Retailers are planning to vote in the Police and Crime Commissioner (PCC) election this week (May 5), despite concerns over the effectiveness of the PCC system and official figures showing that crime in the retail and wholesale sectors is higher than any other.
One retailer, who wished to remain anonymous, told C-Store: “I will vote, but I believe the PCC is just another middle man between communities and the police that has no substantial impact on local crime. Until there is investment in the police and more officers on the streets, I don’t expect to see a decrease in the levels of crime.”
According to latest figures from the Home Office’s Commercial Victimisation survey, as many as one in five premises in the retail and wholesale sector experienced shop theft last year.
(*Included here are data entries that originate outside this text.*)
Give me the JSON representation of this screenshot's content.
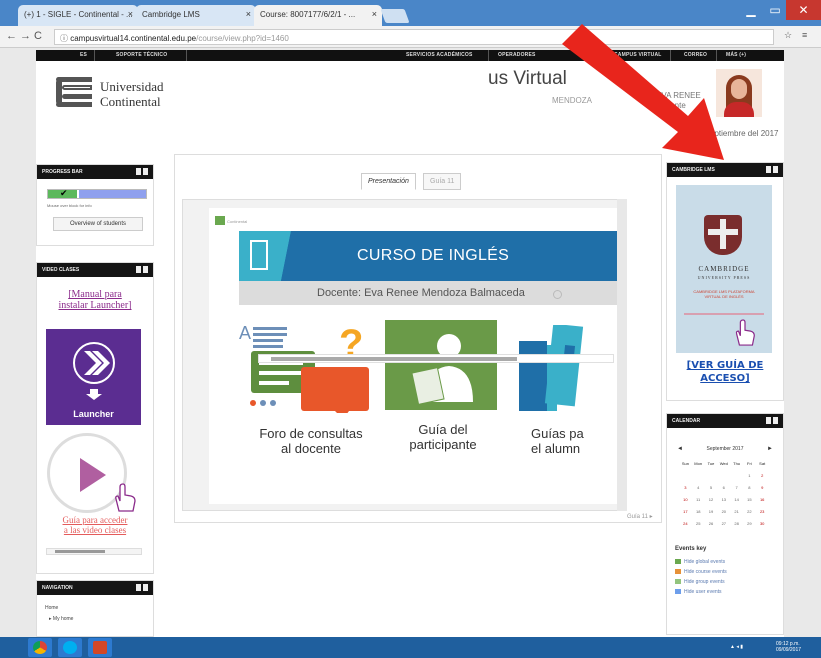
{
  "browser": {
    "tabs": [
      {
        "label": "(+) 1 - SIGLE - Continental - ...",
        "close": "×"
      },
      {
        "label": "Cambridge LMS",
        "close": "×"
      },
      {
        "label": "Course: 8007177/6/2/1 - ...",
        "close": "×"
      }
    ],
    "window_controls": [
      "▁",
      "▭",
      "✕"
    ],
    "nav": {
      "back": "←",
      "forward": "→",
      "reload": "C",
      "info": "ⓘ"
    },
    "url_host": "campusvirtual14.continental.edu.pe",
    "url_path": "/course/view.php?id=1460",
    "right_icons": [
      "☆",
      "≡"
    ]
  },
  "topnav": {
    "items": [
      "ES",
      "SOPORTE TÉCNICO",
      "SERVICIOS ACADÉMICOS",
      "OPERADORES",
      "CAMPUS VIRTUAL",
      "CORREO",
      "MÁS (+)"
    ]
  },
  "header": {
    "brand_line1": "Universidad",
    "brand_line2": "Continental",
    "campus_title": "us Virtual",
    "user_name": "EVA RENEE",
    "user_sub": "Docente",
    "user_inline": "MENDOZA",
    "date": "septiembre del 2017"
  },
  "blocks": {
    "progress": {
      "title": "PROGRESS BAR",
      "progress_fraction": 0.3,
      "tick": "✔",
      "caption": "Mouse over block for info",
      "button": "Overview of students"
    },
    "video": {
      "title": "VIDEO CLASES",
      "manual_line1": "[Manual para",
      "manual_line2": "instalar Launcher]",
      "launcher_label": "Launcher",
      "guia_line1": "Guía para acceder",
      "guia_line2": "a las video clases"
    },
    "navigation": {
      "title": "NAVIGATION",
      "home": "Home",
      "my_home": "My home"
    },
    "cambridge": {
      "title": "CAMBRIDGE LMS",
      "logo_text": "CAMBRIDGE",
      "logo_sub": "UNIVERSITY PRESS",
      "small_text": "CAMBRIDGE LMS PLATAFORMA VIRTUAL DE INGLÉS",
      "link_line1": "[VER GUÍA DE",
      "link_line2": "ACCESO]"
    },
    "calendar": {
      "title": "CALENDAR",
      "month": "September 2017",
      "prev": "◄",
      "next": "►",
      "days": [
        "Sun",
        "Mon",
        "Tue",
        "Wed",
        "Thu",
        "Fri",
        "Sat"
      ],
      "weeks": [
        [
          "",
          "",
          "",
          "",
          "",
          "1",
          "2"
        ],
        [
          "3",
          "4",
          "5",
          "6",
          "7",
          "8",
          "9"
        ],
        [
          "10",
          "11",
          "12",
          "13",
          "14",
          "15",
          "16"
        ],
        [
          "17",
          "18",
          "19",
          "20",
          "21",
          "22",
          "23"
        ],
        [
          "24",
          "25",
          "26",
          "27",
          "28",
          "29",
          "30"
        ]
      ],
      "events_key": "Events key",
      "events": [
        {
          "label": "Hide global events",
          "color": "#6aa84f"
        },
        {
          "label": "Hide course events",
          "color": "#e69138"
        },
        {
          "label": "Hide group events",
          "color": "#93c47d"
        },
        {
          "label": "Hide user events",
          "color": "#6d9eeb"
        }
      ]
    }
  },
  "main": {
    "tabs": [
      "Presentación",
      "Guía 11"
    ],
    "next_link": "Guía 11 ▸",
    "slide": {
      "brand": "Continental",
      "banner_title": "CURSO DE INGLÉS",
      "docente": "Docente: Eva Renee Mendoza Balmaceda",
      "foro_line1": "Foro de consultas",
      "foro_line2": "al docente",
      "guia_line1": "Guía del",
      "guia_line2": "participante",
      "guias_line1": "Guías pa",
      "guias_line2": "el alumn"
    }
  },
  "taskbar": {
    "time": "09:12 p.m.",
    "date": "09/09/2017",
    "tray": "▲ ◂ ▮"
  },
  "colors": {
    "arrow": "#e8251c",
    "launcher": "#5b2d91",
    "banner": "#1f6fa8"
  }
}
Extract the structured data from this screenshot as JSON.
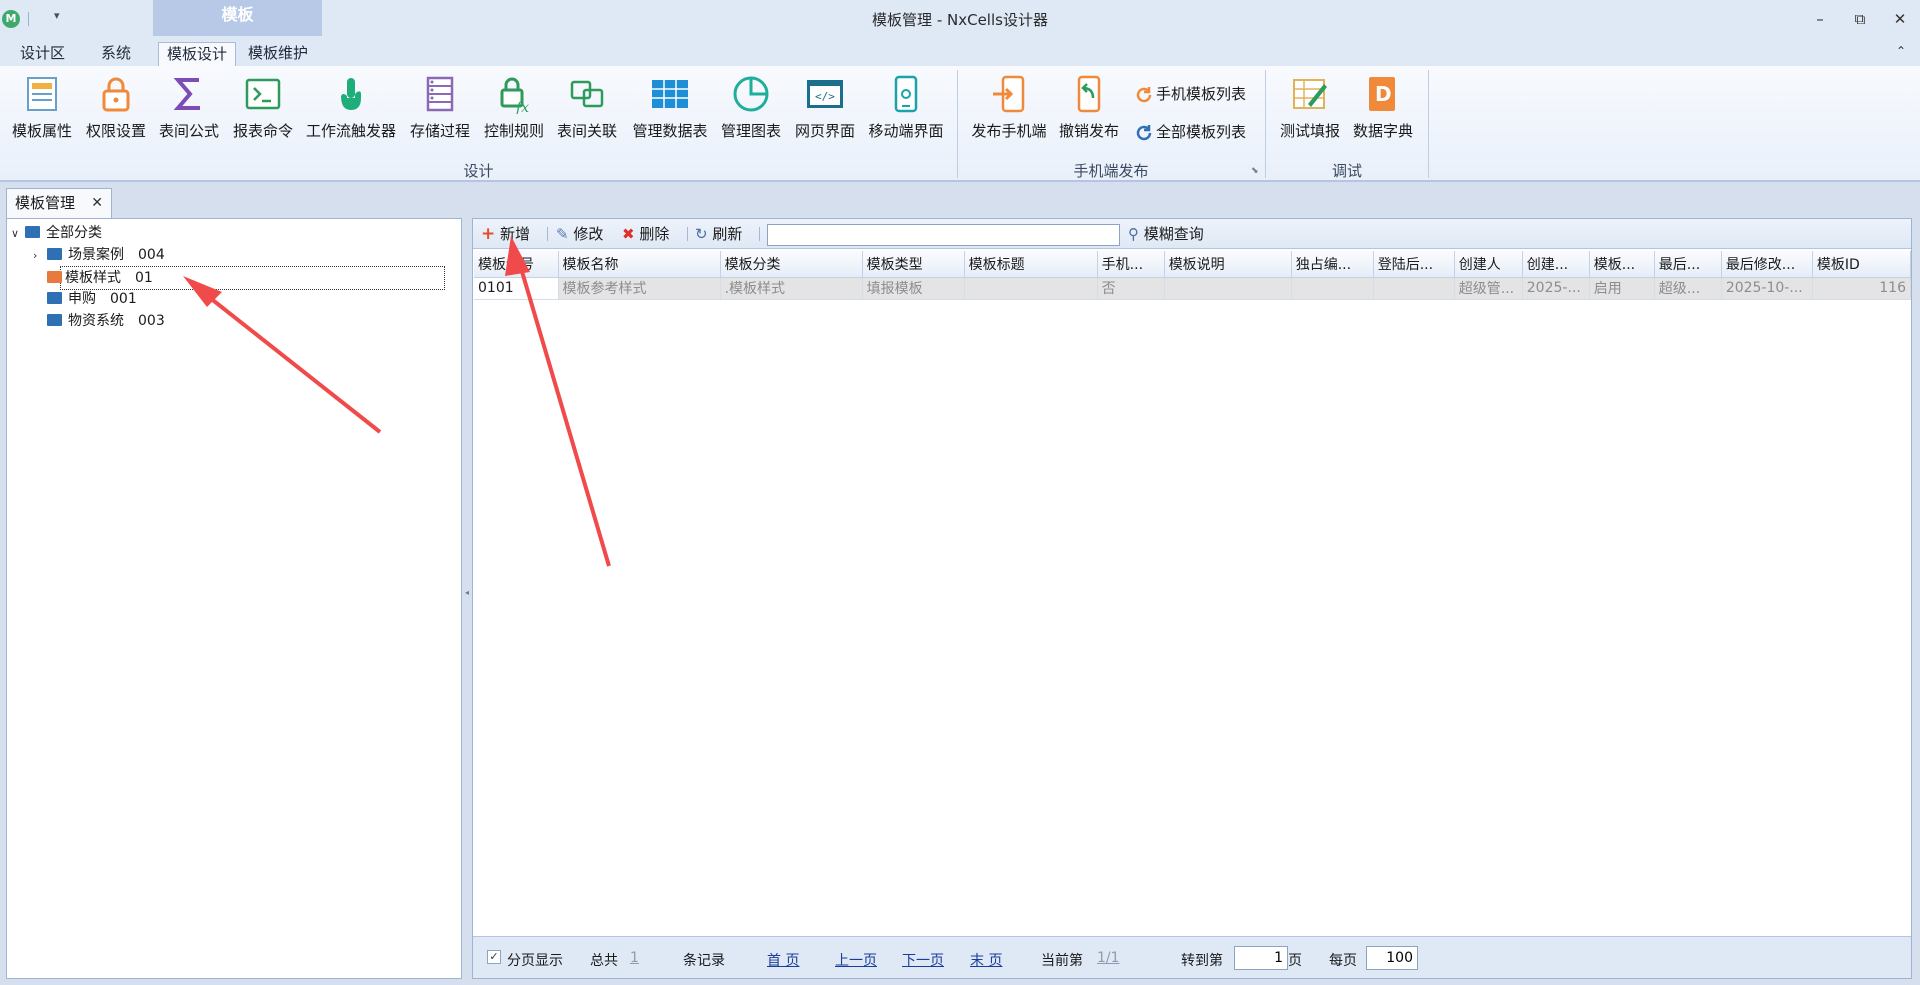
{
  "window": {
    "title": "模板管理 - NxCells设计器",
    "context_tab_group": "模板"
  },
  "ribbon_tabs": [
    "设计区",
    "系统",
    "模板设计",
    "模板维护"
  ],
  "ribbon": {
    "design_group": {
      "label": "设计",
      "buttons": [
        "模板属性",
        "权限设置",
        "表间公式",
        "报表命令",
        "工作流触发器",
        "存储过程",
        "控制规则",
        "表间关联",
        "管理数据表",
        "管理图表",
        "网页界面",
        "移动端界面"
      ]
    },
    "mobile_group": {
      "label": "手机端发布",
      "buttons": [
        "发布手机端",
        "撤销发布"
      ],
      "small_buttons": [
        "手机模板列表",
        "全部模板列表"
      ]
    },
    "debug_group": {
      "label": "调试",
      "buttons": [
        "测试填报",
        "数据字典"
      ]
    }
  },
  "doc_tab": {
    "label": "模板管理"
  },
  "tree": {
    "root": "全部分类",
    "items": [
      {
        "name": "场景案例",
        "code": "004"
      },
      {
        "name": "模板样式",
        "code": "01"
      },
      {
        "name": "申购",
        "code": "001"
      },
      {
        "name": "物资系统",
        "code": "003"
      }
    ]
  },
  "toolbar": {
    "add": "新增",
    "edit": "修改",
    "delete": "删除",
    "refresh": "刷新",
    "search_value": "",
    "fuzzy_search": "模糊查询"
  },
  "grid": {
    "columns": [
      "模板编号",
      "模板名称",
      "模板分类",
      "模板类型",
      "模板标题",
      "手机...",
      "模板说明",
      "独占编...",
      "登陆后...",
      "创建人",
      "创建...",
      "模板...",
      "最后...",
      "最后修改...",
      "模板ID"
    ],
    "rows": [
      [
        "0101",
        "模板参考样式",
        ".模板样式",
        "填报模板",
        "",
        "否",
        "",
        "",
        "",
        "超级管...",
        "2025-...",
        "启用",
        "超级...",
        "2025-10-...",
        "116"
      ]
    ]
  },
  "pager": {
    "paged_display": "分页显示",
    "total_label": "总共",
    "total": "1",
    "records": "条记录",
    "first": "首 页",
    "prev": "上一页",
    "next": "下一页",
    "last": "末 页",
    "current_label": "当前第",
    "current": "1/1",
    "goto_label": "转到第",
    "goto_value": "1",
    "page_unit": "页",
    "per_page_label": "每页",
    "per_page_value": "100"
  },
  "colors": {
    "accent": "#2f6fb4",
    "annotation_arrow": "#f04a4a"
  }
}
Jatinder Sahota, owner of Max’s Londis in Sheppey, Kent, said: “I am voting and hope one of the candidates can take action to protect local businesses. I think it is important to vote and I encourage more local businesses to engage with local authorities.
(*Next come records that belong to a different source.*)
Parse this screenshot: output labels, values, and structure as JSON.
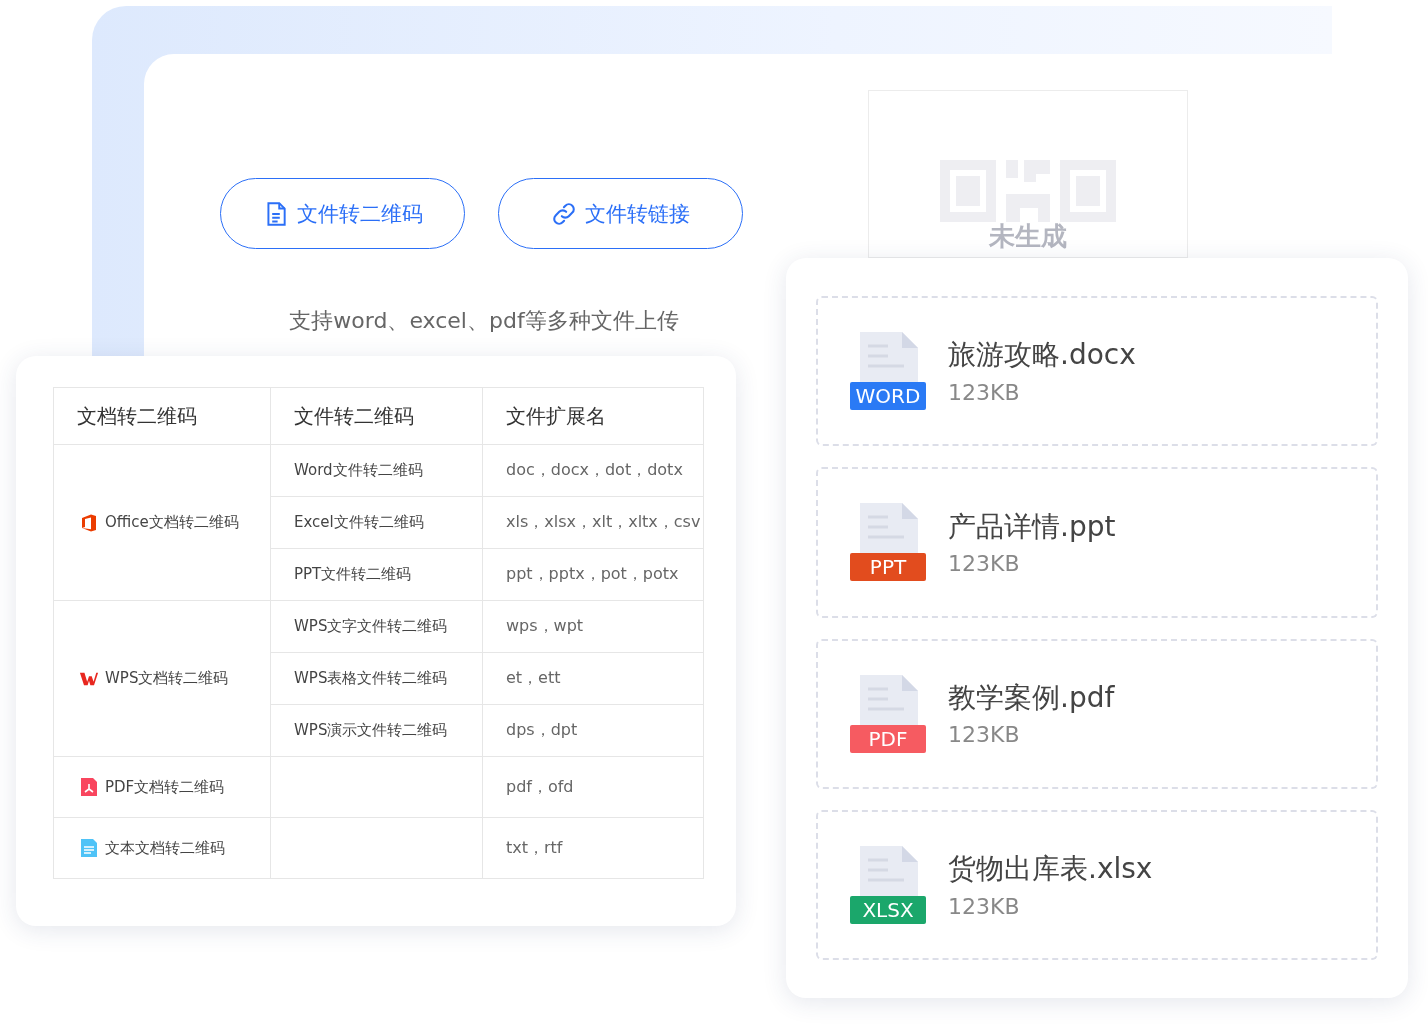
{
  "upload_panel": {
    "buttons": [
      {
        "label": "文件转二维码",
        "kind": "document"
      },
      {
        "label": "文件转链接",
        "kind": "link"
      }
    ],
    "hint": "支持word、excel、pdf等多种文件上传",
    "qr_placeholder": {
      "label": "未生成"
    }
  },
  "format_table": {
    "columns": [
      "文档转二维码",
      "文件转二维码",
      "文件扩展名"
    ],
    "groups": [
      {
        "label": "Office文档转二维码",
        "kind": "office",
        "rows": [
          {
            "type": "Word文件转二维码",
            "extensions": "doc，docx，dot，dotx"
          },
          {
            "type": "Excel文件转二维码",
            "extensions": "xls，xlsx，xlt，xltx，csv"
          },
          {
            "type": "PPT文件转二维码",
            "extensions": "ppt，pptx，pot，potx"
          }
        ]
      },
      {
        "label": "WPS文档转二维码",
        "kind": "wps",
        "rows": [
          {
            "type": "WPS文字文件转二维码",
            "extensions": "wps，wpt"
          },
          {
            "type": "WPS表格文件转二维码",
            "extensions": "et，ett"
          },
          {
            "type": "WPS演示文件转二维码",
            "extensions": "dps，dpt"
          }
        ]
      },
      {
        "label": "PDF文档转二维码",
        "kind": "pdf",
        "rows": [
          {
            "extensions": "pdf，ofd"
          }
        ]
      },
      {
        "label": "文本文档转二维码",
        "kind": "text",
        "rows": [
          {
            "extensions": "txt，rtf"
          }
        ]
      }
    ]
  },
  "files": [
    {
      "name": "旅游攻略.docx",
      "size": "123KB",
      "badge": "WORD",
      "color": "#2a7af5"
    },
    {
      "name": "产品详情.ppt",
      "size": "123KB",
      "badge": "PPT",
      "color": "#e24c1e"
    },
    {
      "name": "教学案例.pdf",
      "size": "123KB",
      "badge": "PDF",
      "color": "#f65b61"
    },
    {
      "name": "货物出库表.xlsx",
      "size": "123KB",
      "badge": "XLSX",
      "color": "#1ba76b"
    }
  ]
}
“Some of the challenges retailers face are down to police cutbacks with response times slower than in the past. Even though we have a big presence of police community support officers that do a great job, I still think there is a need for officers on the streets.”
Association of Convenience Stores chief executive James Lowman urged retailers to vote regardless of their reservations about PCCs’ effectiveness. “There has been significant debate since the introduction of PCCs, with some suggesting that they are an important bridge between the public and the police to improve the accountability of local forces, and others believing that they are just another level of bureaucracy in a system that is already ineffective,” he said.
“Whichever camp you’re in, the fact is that PCCs have an important role to play in setting priorities for the police in their area.”
“The PCC doesn’t feel like an effective voice for the community because I don’t see enough of a police presence in the neighbourhood. It is easy to criticise, but you have to take into account cutbacks in resources.”
Nigel Dowdney, Earlham Shopper and Stalham Shopper, Norwich
“I am voting, but think the PCC isn’t an effective voice for the community and isn’t likely to have a big impact on local crime.”
Jai Singh, MJ’s Go Local Extra, Sheffield
Shop theft figures
Latest figures from the Home Office’s Commercial Victimisation survey found that crime levels in the retail and wholesale sectors are higher than any other sector, with accounts of shop theft in 2015 accumulated to a total of 4.7 million cases.
The latest figures follow the ACS Crime Survey which showed that shop theft cost the convenience sector more than £43m last year, with only 37% of retailers reporting they had not experienced any shop theft in their store.
According to the report, the average c-store is investing £1,370 in crime prevention a year.